The U.S. economy was not entirely out of the inflation woods when Trump took office, but steady consumer spending and a low unemployment rate normally provide a healthy buffer against smaller economic shocks.

But throwing new tariffs on top of broader policy uncertainty and potential economic ripple effects from Elon Musk’s Department of Government Efficiency will mean a hit to growth. The question is how large of a hit it will ultimately be.

People who would never even think about recession now suddenly have to consider it,” said Mohamed El-Erian, chief economic adviser at Allianz, the parent company of asset management giant PIMCO. “It’s been an incredible transformation in the last four weeks.”

Essentially, Trump, who seems to care about economic stats and the stock market more than almost any other barometer of success, may be knee-capping his own record.
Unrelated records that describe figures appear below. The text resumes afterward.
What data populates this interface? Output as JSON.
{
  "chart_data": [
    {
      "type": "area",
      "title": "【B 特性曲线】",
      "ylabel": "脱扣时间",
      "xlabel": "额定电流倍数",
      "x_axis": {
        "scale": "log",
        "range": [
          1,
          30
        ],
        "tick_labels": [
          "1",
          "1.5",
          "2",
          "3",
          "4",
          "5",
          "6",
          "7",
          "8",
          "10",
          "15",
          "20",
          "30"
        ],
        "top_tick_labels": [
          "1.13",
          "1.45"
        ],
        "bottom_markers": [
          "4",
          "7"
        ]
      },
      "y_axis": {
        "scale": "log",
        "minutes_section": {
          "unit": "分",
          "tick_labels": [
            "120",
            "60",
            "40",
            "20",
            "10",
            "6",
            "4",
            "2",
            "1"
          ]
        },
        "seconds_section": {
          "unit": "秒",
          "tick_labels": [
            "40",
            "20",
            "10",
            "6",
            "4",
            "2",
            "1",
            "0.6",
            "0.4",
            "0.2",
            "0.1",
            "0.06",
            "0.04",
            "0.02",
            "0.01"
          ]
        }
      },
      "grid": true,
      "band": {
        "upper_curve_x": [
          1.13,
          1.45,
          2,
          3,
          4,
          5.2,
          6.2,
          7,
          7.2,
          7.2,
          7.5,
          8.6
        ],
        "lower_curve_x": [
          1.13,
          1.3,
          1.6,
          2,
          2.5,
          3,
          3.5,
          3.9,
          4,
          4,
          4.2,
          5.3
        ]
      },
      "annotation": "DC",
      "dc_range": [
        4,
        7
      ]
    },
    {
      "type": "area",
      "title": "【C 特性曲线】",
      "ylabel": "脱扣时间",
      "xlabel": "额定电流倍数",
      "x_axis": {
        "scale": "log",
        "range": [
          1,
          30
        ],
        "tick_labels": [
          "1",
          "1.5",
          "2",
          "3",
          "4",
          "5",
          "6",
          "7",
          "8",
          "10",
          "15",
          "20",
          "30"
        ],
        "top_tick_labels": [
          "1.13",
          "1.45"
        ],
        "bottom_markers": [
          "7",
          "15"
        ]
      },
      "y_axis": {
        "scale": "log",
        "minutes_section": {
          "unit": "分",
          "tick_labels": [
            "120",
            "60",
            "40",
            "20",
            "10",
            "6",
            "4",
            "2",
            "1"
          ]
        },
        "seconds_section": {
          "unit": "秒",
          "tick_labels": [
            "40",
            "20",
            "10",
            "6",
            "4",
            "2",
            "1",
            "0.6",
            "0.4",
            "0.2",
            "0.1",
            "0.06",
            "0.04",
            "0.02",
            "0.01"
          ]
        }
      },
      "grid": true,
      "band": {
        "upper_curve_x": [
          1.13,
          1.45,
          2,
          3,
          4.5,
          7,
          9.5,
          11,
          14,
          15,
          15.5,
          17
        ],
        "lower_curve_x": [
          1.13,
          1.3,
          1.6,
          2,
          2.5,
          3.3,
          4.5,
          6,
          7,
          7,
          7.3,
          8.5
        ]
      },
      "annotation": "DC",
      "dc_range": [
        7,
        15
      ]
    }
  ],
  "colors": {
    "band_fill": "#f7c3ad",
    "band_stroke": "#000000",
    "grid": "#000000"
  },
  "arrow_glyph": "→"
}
Of course, administration officials argue that’s not the case. Though Trump told reporters in early February that Americans could feel “some pain” from the trade wars, he and his advisers have argued tariffs aren’t a barrier to growth.

But some level of slowdown is essentially guaranteed. Even in Trump’s first term, when tariffs he imposed were much smaller in scope, business investment suffered and the manufacturing sector fell into contraction, prompting the Federal Reserve to cut interest rates in late 2019 amid concern for slowing growth.

This time around, the additional tariffs on Canada, Mexico and China alone could shave a percentage point off of GDP growth, according to Brad Setser, a senior fellow at the Council on Foreign Relations who served in economic roles under both Presidents Barack Obama and Joe Biden.

That estimate is based on the “just-pay-it” cost that assumes trade flows stay the same and companies merely pay the tariff . . . though there could be less damage if companies absorb the higher import costs, or there could be more if some firms decide to stop producing in certain countries altogether.

The trade actions so far could take a huge bite out of consumer spending, which is the main engine of growth. . . . . “There’s a quite significant tariff escalation that seems to be built in in early April,” and the scope of those tariffs could “clearly threaten a recession,” Setser said.

Now, Trump’s tariffs will cause a dilemma for Fed Chair Jerome Powell, who has kept borrowing costs at elevated levels in an attempt to bring inflation to heel but has also committed to trying to keep the economic expansion going. If Trump doesn’t reverse course soon, economic activity will likely weaken, putting pressure on the Fed to lower rates to provide relief to the economy even if tariffs push up prices faster and reignite inflation fears.

Renaissance Macro’s Dutta told me it’s telling that Trump still followed through even though markets were shaky before he committed to tariffing Mexico and Canada.  . . . . Trump’s financial pain tolerance is probably higher than we all thought. Adjust your expectations accordingly.